What the film does brilliantly is point out that illiteracy is not just one person's problem. Ellen's brother and sister never learned to read, and, since Ellen chose to hide her illiteracy, her attitudes towards education affected her children: three of the four never graduated from high school. Most poign­antly, her young son, who dropped out of school at fifteen, is carrying on the denial that ruined Ellen's life and the lives of the ones closest to her. This is a contemporary and very real story. Ellen is an attractive and vivacious narrator and the level of intimacy shared by all of her family members makes this a very passionate and powerful film.

A Passage from Burnt Islands is "the story of a one-man literacy crusade which grew to include an entire community." This film is more than just a plea for literacy, it is a wonderful portrait of a dying town in Newfoundland and the characters that inhabit it. Fishing will no longer support the community as fish disappear into the nets of giant fishing trawlers. Education is impera­tive, but the people were demoralized, the school system was failing them, and few were gaining the literacy skills they would need to succeed. Dropping out and going on welfare was the fate of most of the young people.

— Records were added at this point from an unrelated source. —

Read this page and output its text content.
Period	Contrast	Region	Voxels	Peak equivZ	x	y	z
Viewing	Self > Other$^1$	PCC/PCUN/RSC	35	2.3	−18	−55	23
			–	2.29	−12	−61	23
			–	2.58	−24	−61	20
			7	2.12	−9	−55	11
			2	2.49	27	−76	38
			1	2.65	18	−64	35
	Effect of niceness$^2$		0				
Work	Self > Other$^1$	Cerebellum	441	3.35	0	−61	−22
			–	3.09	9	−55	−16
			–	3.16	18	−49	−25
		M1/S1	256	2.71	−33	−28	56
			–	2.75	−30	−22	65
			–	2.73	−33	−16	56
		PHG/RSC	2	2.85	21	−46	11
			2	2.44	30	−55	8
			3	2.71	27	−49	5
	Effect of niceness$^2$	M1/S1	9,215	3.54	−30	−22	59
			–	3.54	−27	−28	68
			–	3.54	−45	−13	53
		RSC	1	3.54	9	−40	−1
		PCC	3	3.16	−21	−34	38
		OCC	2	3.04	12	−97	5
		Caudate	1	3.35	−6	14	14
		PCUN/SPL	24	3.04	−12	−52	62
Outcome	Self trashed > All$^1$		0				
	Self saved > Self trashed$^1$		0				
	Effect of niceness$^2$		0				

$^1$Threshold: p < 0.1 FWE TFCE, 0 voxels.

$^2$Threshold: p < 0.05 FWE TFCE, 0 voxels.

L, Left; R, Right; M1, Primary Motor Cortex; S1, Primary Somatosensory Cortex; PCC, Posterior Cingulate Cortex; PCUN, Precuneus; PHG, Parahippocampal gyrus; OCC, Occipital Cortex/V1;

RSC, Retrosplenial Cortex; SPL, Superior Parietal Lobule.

Enter Ray Bown. Taking on the challenge as principal of the elementary school, Bown changed the attitude towards reading, involved the parents, and began fund-raising for the provision of books, listening centres, photocopiers. His "one-man crusade" sparked the entire community. But he didn't just increase reading abilities, he became involved with each family and affected the way they viewed themselves. Several children interviewed near the end of the film talk about what they're going to do when they grow up and where they are going to live. These children now have dreams of growing up to be doctors and police officers, but none of them see themselves staying in Burnt Islands.

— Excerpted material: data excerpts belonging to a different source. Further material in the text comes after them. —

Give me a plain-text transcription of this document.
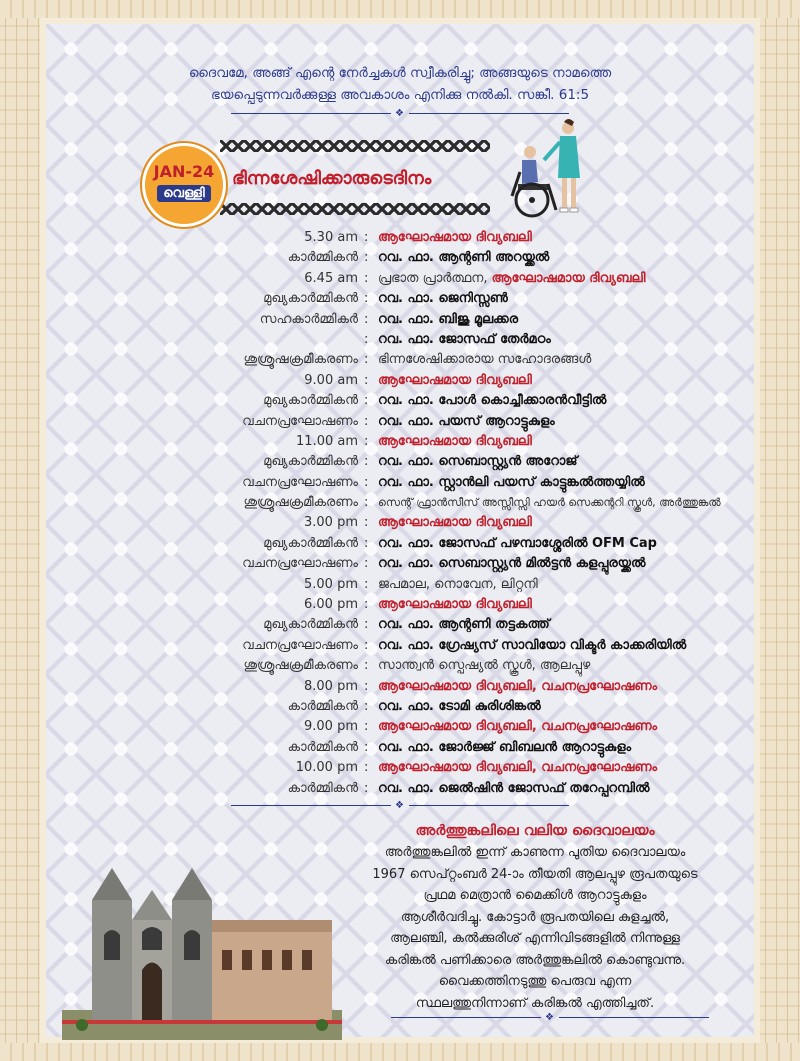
ദൈവമേ, അങ്ങ് എന്റെ നേർച്ചകൾ സ്വീകരിച്ചു; അങ്ങയുടെ നാമത്തെ
ഭയപ്പെടുന്നവർക്കുള്ള അവകാശം എനിക്കു നൽകി. സങ്കീ. 61:5
❖
JAN-24
വെള്ളി
ഭിന്നശേഷിക്കാരുടെദിനം
5.30 am : ആഘോഷമായ ദിവ്യബലി
കാർമ്മികൻ : റവ. ഫാ. ആന്റണി അറയ്ക്കൽ
6.45 am : പ്രഭാത പ്രാർത്ഥന, ആഘോഷമായ ദിവ്യബലി
മുഖ്യകാർമ്മികൻ : റവ. ഫാ. ജെനിസ്സൺ
സഹകാർമ്മികർ : റവ. ഫാ. ബിജു മൂലക്കര
: റവ. ഫാ. ജോസഫ് തേർമഠം
ശുശ്രൂഷക്രമീകരണം : ഭിന്നശേഷിക്കാരായ സഹോദരങ്ങൾ
9.00 am : ആഘോഷമായ ദിവ്യബലി
മുഖ്യകാർമ്മികൻ : റവ. ഫാ. പോൾ കൊച്ചീക്കാരൻവീട്ടിൽ
വചനപ്രഘോഷണം : റവ. ഫാ. പയസ് ആറാട്ടുകുളം
11.00 am : ആഘോഷമായ ദിവ്യബലി
മുഖ്യകാർമ്മികൻ : റവ. ഫാ. സെബാസ്റ്റ്യൻ അറോജ്
വചനപ്രഘോഷണം : റവ. ഫാ. സ്റ്റാൻലി പയസ് കാട്ടുങ്കൽത്തയ്യിൽ
ശുശ്രൂഷക്രമീകരണം : സെന്റ് ഫ്രാൻസീസ് അസ്സീസ്സി ഹയർ സെക്കന്ററി സ്കൂൾ, അർത്തുങ്കൽ
3.00 pm : ആഘോഷമായ ദിവ്യബലി
മുഖ്യകാർമ്മികൻ : റവ. ഫാ. ജോസഫ് പഴമ്പാശ്ശേരിൽ OFM Cap
വചനപ്രഘോഷണം : റവ. ഫാ. സെബാസ്റ്റ്യൻ മിൽട്ടൻ കളപ്പുരയ്ക്കൽ
5.00 pm : ജപമാല, നൊവേന, ലിറ്റനി
6.00 pm : ആഘോഷമായ ദിവ്യബലി
മുഖ്യകാർമ്മികൻ : റവ. ഫാ. ആന്റണി തട്ടകത്ത്
വചനപ്രഘോഷണം : റവ. ഫാ. ഗ്രേഷ്യസ് സാവിയോ വിക്ടർ കാക്കരിയിൽ
ശുശ്രൂഷക്രമീകരണം : സാന്ത്വൻ സ്പെഷ്യൽ സ്കൂൾ, ആലപ്പുഴ
8.00 pm : ആഘോഷമായ ദിവ്യബലി, വചനപ്രഘോഷണം
കാർമ്മികൻ : റവ. ഫാ. ടോമി കുരിശിങ്കൽ
9.00 pm : ആഘോഷമായ ദിവ്യബലി, വചനപ്രഘോഷണം
കാർമ്മികൻ : റവ. ഫാ. ജോർജ്ജ് ബിബലൻ ആറാട്ടുകുളം
10.00 pm : ആഘോഷമായ ദിവ്യബലി, വചനപ്രഘോഷണം
കാർമ്മികൻ : റവ. ഫാ. ജെൽഷിൻ ജോസഫ് തറേപ്പറമ്പിൽ
❖
അർത്തുങ്കലിലെ വലിയ ദൈവാലയം
അർത്തുങ്കലിൽ ഇന്ന് കാണുന്ന പുതിയ ദൈവാലയം
1967 സെപ്റ്റംബർ 24-ാം തീയതി ആലപ്പുഴ രൂപതയുടെ
പ്രഥമ മെത്രാൻ മൈക്കിൾ ആറാട്ടുകുളം
ആശീർവദിച്ചു. കോട്ടാർ രൂപതയിലെ കുളച്ചൽ,
ആലഞ്ചി, കൽക്കുരിശ് എന്നിവിടങ്ങളിൽ നിന്നുള്ള
കരിങ്കൽ പണിക്കാരെ അർത്തുങ്കലിൽ കൊണ്ടുവന്നു.
വൈക്കത്തിനടുത്തു പെരുവ എന്ന
സ്ഥലത്തുനിന്നാണ് കരിങ്കൽ എത്തിച്ചത്.
❖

It's a moving portrait of a man, of a community, and of the central and critical role that literacy plays in shaping us as individuals and as members of society.

In contrast to the 45-minute videos discussed, Second Debut is an 8-minute animated clip about Sophie, who, upon retirement, finds fulfillment as a volunteer teacher at a literacy centre. Obviously a "recruitment" clip for retired people, the film, especially paired with a viewing of Ellen's Story, could motivate individuals to become involved.

Ellen's Story and A Passage from Burnt Islands would be especially useful in public libraries and literacy centres, but also to high school students who might not realize what a valuable gift literacy is. Luckily, the phone numbers for literacy organizations are included on the cover of Ellen's Story, so you can give them a phone call and get involved right away!

Allison Haupt is Coordinator of Children's and Young Adult's Services for the North Vancouver District Public Library in North Vancouver, British Columbia.